Design Observer is a new blog written by Michael Beirut, Jessica Helfand and William Drenttel, and Rick Poynor - all influential critics and practioners of graphic design.
My undergrad degree is in graphic design, and the idea that Design Observer gives daily access to my college heroes is a shivery nineteen-year-old thrill. In fact, it's the sortof thrill that make blogs exciting in the long run. Rick Poynor, up close and personal...Rick Poynor...unplugged. Well, actually it's Rick Poynor plugged in, but you get the point.
It's a thrill that's entirely unrelated to the life I lead now, because I actually haven't read eye magazine, which Poynor founded, since late 2000. I can date it so precisely because 2000 was when I started doing so much freelance theater design and interaction design that there just weren't hours enough in the day. Instead of consuming my days, graphic design has become a useful sideline. My presentations look nicer, my business cards are more personal, and my charts are clearer than they would otherwise be. Now out of grad school, there are enough hours in the day to read eye, but I tend to forget that it even exists -- just as I tend to forget that theater magazine exists as well. The world of "design" is so large that from any one perspective, the other continents are beyond the horizon.
So it's a bit alienating to return to graphic design criticism. I vaguely remember the country. I still even speak the language, just with the vocabulary of a much younger woman. Everything is less smaller than I remembered, though, and the leaders are less god-like and more fallible.
In a post on the AIGA's Power of Design conference in Vancouver, Michael Beirut writes about a presentation on the environmental damage caused by Pantone print inks:
And what greater power than to discover forensic proof that even this seemingly harmless profession has the capacity to inflict damage, as well as to do good?
For Beirut, this is a "new certainty" for designers, following a succession of old certainties about the purpose of graphic design:
- that the role of design is to save the world through Swiss modernism
- that the role of design is self-expression for the designer
- that the role of design is to "change the world by subverting the goals of its corporate patrons"

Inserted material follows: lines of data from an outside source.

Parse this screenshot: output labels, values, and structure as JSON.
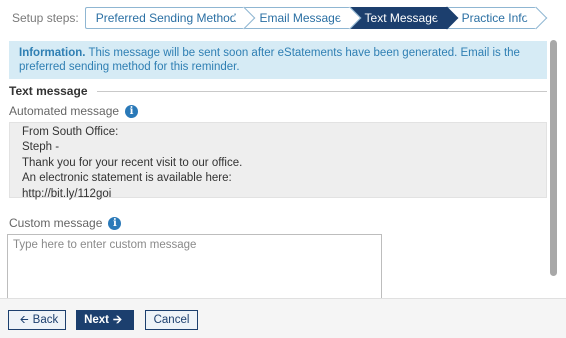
{
  "steps": {
    "label": "Setup steps:",
    "items": [
      {
        "label": "Preferred Sending Method",
        "active": false
      },
      {
        "label": "Email Message",
        "active": false
      },
      {
        "label": "Text Message",
        "active": true
      },
      {
        "label": "Practice Info",
        "active": false
      }
    ]
  },
  "info": {
    "title": "Information.",
    "text": " This message will be sent soon after eStatements have been generated. Email is the preferred sending method for this reminder."
  },
  "section": {
    "title": "Text message"
  },
  "automated": {
    "label": "Automated message",
    "icon": "info-icon",
    "lines": [
      "From South Office:",
      "Steph -",
      "Thank you for your recent visit to our office.",
      "An electronic statement is available here:",
      "http://bit.ly/112goi"
    ]
  },
  "custom": {
    "label": "Custom message",
    "icon": "info-icon",
    "placeholder": "Type here to enter custom message",
    "value": ""
  },
  "footer": {
    "back_label": "Back",
    "next_label": "Next",
    "cancel_label": "Cancel",
    "back_icon": "arrow-left-icon",
    "next_icon": "arrow-right-icon"
  },
  "colors": {
    "primary": "#1c3f6e",
    "info_bg": "#d6ebf5",
    "info_text": "#2f7fb3",
    "step_text": "#2a6fa3"
  }
}
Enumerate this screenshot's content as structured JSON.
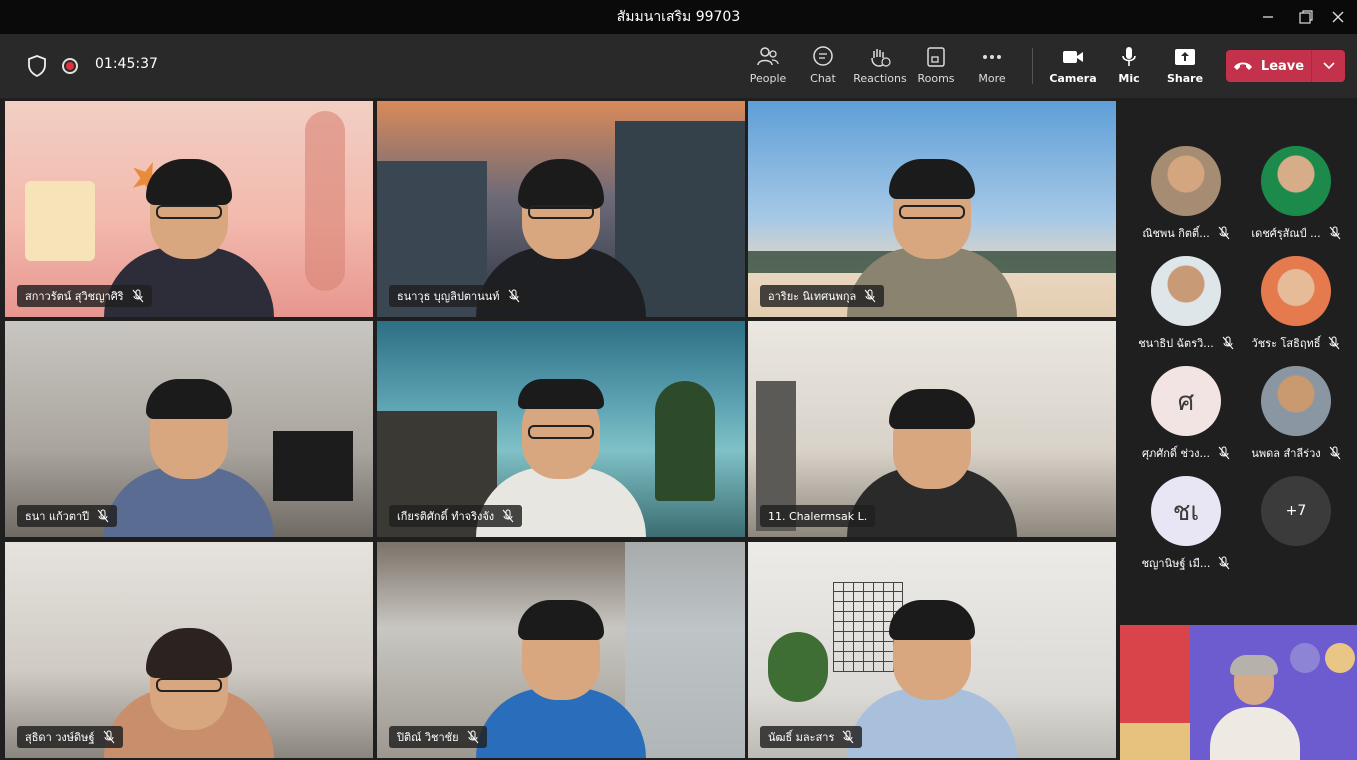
{
  "window": {
    "title": "สัมมนาเสริม 99703"
  },
  "toolbar": {
    "timer": "01:45:37",
    "people_label": "People",
    "chat_label": "Chat",
    "reactions_label": "Reactions",
    "rooms_label": "Rooms",
    "more_label": "More",
    "camera_label": "Camera",
    "mic_label": "Mic",
    "share_label": "Share",
    "leave_label": "Leave"
  },
  "colors": {
    "accent": "#8b8cc7",
    "leave": "#c4314b"
  },
  "tiles": [
    {
      "name": "สกาวรัตน์ สุวิชญาศิริ"
    },
    {
      "name": "ธนาวุธ บุญลิปตานนท์"
    },
    {
      "name": "อาริยะ นิเทศนพกุล"
    },
    {
      "name": "ธนา แก้วตาปี"
    },
    {
      "name": "เกียรติศักดิ์ ทำจริงจัง"
    },
    {
      "name": "11. Chalermsak L."
    },
    {
      "name": "สุธิดา วงษ์ดิษฐ์"
    },
    {
      "name": "ปิติณ์ วิชาชัย"
    },
    {
      "name": "นัฒธิ์ มละสาร"
    }
  ],
  "panel": [
    {
      "name": "ณิชพน กิตติ์...",
      "avatar": "photo"
    },
    {
      "name": "เดชศ์รุสัณป์ ...",
      "avatar": "photo"
    },
    {
      "name": "ชนาธิป ฉัตรวิ...",
      "avatar": "photo"
    },
    {
      "name": "วัชระ โสธิฤทธิ์",
      "avatar": "photo"
    },
    {
      "name": "ศุภศักดิ์ ช่วง...",
      "avatar": "initials",
      "initials": "ศ"
    },
    {
      "name": "นพดล สำลีร่วง",
      "avatar": "photo"
    },
    {
      "name": "ชญานิษฐ์ เมื...",
      "avatar": "initials",
      "initials": "ชเ"
    }
  ],
  "overflow": {
    "label": "+7"
  }
}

- that the role of design is to allow designers to act as "authors" (I don't really understand how this differs from "self-expression," but perhaps the point becomes about changing the external environment, not just representing an internal one.)
Perhaps, writes Beirut, this certainty of ecological damage caused by a "seemingly harmless" profession is the "ultimate" certainty.
I have one word for Beirut: well, duh. Sorry. That was two.
How long has Beirut been a designer? And it's only just occurred to him that posters and books and annual reports and glossy magazines and all the other printed ephemera that make up the stock in trade of graphic design are made of dead trees coated with stinky chemicals?